Anybody know a stellar telemarketer (outbound, cold calling)?  I could really use one.  Let me know.

by Mark Waldin – I’ve always been impressed by Intuit’s personal tax package.  A few years ago I picked up Quickbooks Pro to do my financial accounting for my custom fly rod business (www.flycatcherinc.com) and it seemed equally well executed.  With the addition of our start up business (and the topic of this blog), Inside Edge, I have pushed the application a lot further and asked it to do a lot more things.

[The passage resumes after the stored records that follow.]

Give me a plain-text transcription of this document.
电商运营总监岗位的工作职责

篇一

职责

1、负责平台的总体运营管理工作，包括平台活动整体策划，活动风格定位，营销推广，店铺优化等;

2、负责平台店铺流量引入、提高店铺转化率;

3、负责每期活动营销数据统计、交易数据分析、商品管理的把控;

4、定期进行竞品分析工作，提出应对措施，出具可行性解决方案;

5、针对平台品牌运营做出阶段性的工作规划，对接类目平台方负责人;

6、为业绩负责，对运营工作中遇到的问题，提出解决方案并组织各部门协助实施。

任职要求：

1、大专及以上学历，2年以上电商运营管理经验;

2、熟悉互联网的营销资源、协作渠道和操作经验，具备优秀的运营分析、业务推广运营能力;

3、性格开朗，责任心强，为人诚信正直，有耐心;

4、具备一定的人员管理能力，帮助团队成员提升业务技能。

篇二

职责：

Now I know most people are familiar with both of these products and this is nothing too new, but I have to proclaim that Intuit has got to be the best software developer in the market from a usabiity point of view.  I am not a casual observer of this either.  I have run application software product management at a number of companies and I have a career of focusing on customer usability.  Quickbooks Pro is a package that surpasses anything I have seen in integration and ease of use.  These folks are easily on a level of their own when it comes to this.  And I have used in one way shape or form, 100′s of applications including 3d modelling, vector graphics, raster graphics, business intelligence, geo-mapping, CRM, finance, statistics, database, and on  and on.  With as much effort that Apple and Microsoft put into building intuitive operating systems they both could stand to read a chapter from Intuit.  This company is utterly amazing.

I would love to see these folks extend the application for small business ERP including a CRM, project management, and inventory control module with multi-user access and an SOA architecture.  They don’t do that do they?

What do you think?  Do you know of small business tools that rival this company for breadth and ease of use at a reasonable price?